Se o Natal, para você, não é mais do que uma festa, que existe apenas na noite de véspera e, quando muito, no dia 25 de dezembro, da qual você participa como quem visita um parente que só vê no fim do ano, então é óbvio que a data não tem nada de mais, por maior que seja o seu esforço para lhe dar significado. Natal só é Natal quando fazemos como a Ângela que olha para Jesus e não vê Igreja, Natal, ritos, símbolos, mandamentos, celebrações, tradições, doutrinas, dogmas, história, nada disso. Até porque, quando Jesus nasceu tudo isso ainda era mato. O que Ângela vê é a realidade, apenas um bebê do qual falam, mas não cuidam.

Já ouviu aquela que diz ser preciso ter “um encontro pessoal com Jesus”? Pois ele começa aqui, nesta época, como Ângela faz. Não como quem reconta a mesma história, participa da repetição de uma festa, mas como quem vive na realidade o nascimento de Jesus. O filme comove porque nos devolve essa vivência. A vivência de algo belo, alegre, leve e renovador. Simbolicamente, o que Ângela faz e vive parece ser a repetição do que seu pai havia feito quando ela nasceu. A história parecia se repetir, mas termina de forma diferente porque o policial não aplica a lei dos homens, mas a de Jesus, que veio para fazer novas todas as coisas, a começar por quem não apenas o visita, mas o acolhe de verdade.

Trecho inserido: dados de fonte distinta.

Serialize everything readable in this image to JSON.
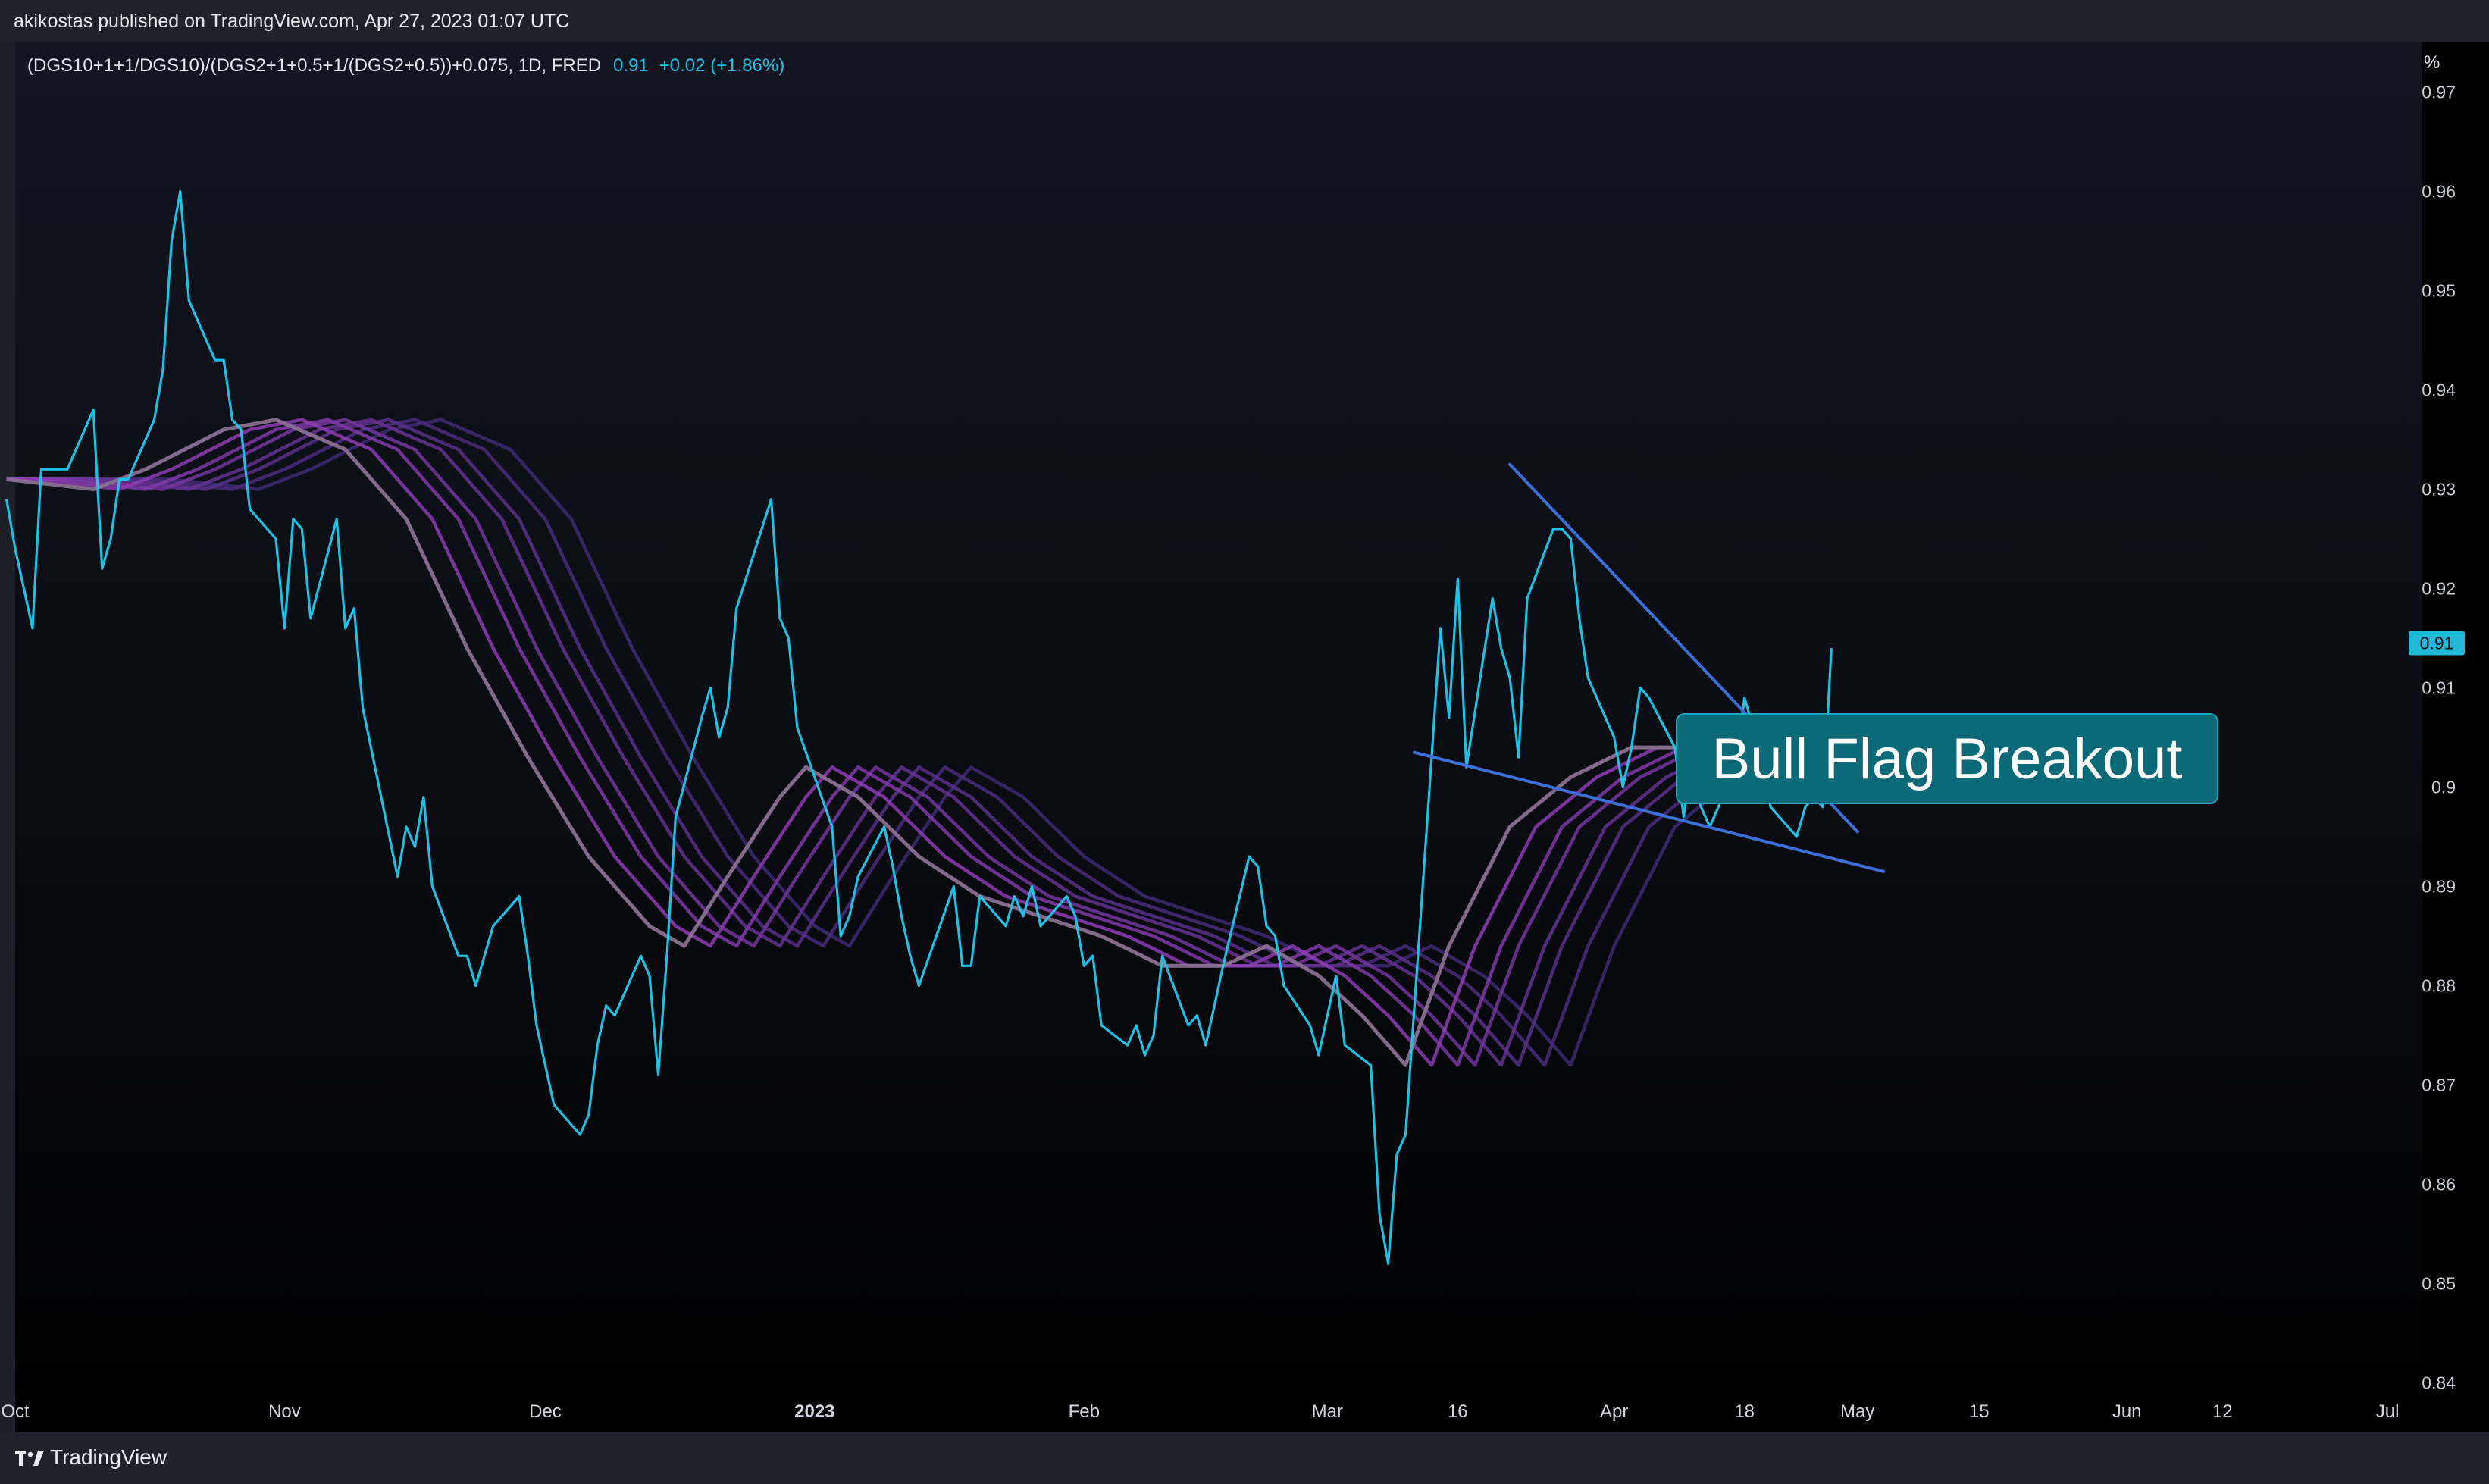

Quem assim o faz não se torna o pai ou a mãe do bebê Jesus, mas o próprio bebê que nasceu tendo o melhor Pai do mundo e com a garantia da salvação eterna, desde que permaneça Nele. E se não permanecer, bom, Ele também veio para redimir nossas faltas, perdoar, restaurar, renovar tudo. Basta se arrepender e voltar para a casa do Pai. Ora, isso é melhor do que ganhar um bilhete premiado de loteria “ziliardária”! Quem não ficaria muito alegre com isso? Quem? Sério, quem?

Algo tão bom assim só pode ser contagiante, como se vê no fim do filme com o padre, a vizinha, o policial, o cego, que na cena final nos transporta para uma perspectiva que não é mais a de Ângela, que nem sequer aparece ali, mas a perspectiva de Jó no fim do seu livro, quando Deus lhe deu a graça de O ver e Jó respondeu: “Com o ouvir dos meus ouvidos ouvi, mas agora te veem os meus olhos” (Jó 42,5). Quer ver também? É só mirar o bebê na manjedoura de um presépio. Mas com um olhar de Ângela, é claro.

A todos os meus leitores, fiéis ou eventuais, desejo um feliz e abençoado Natal! E ao bebê que nasce, tende piedade de nós que recorremos a vós. Amém.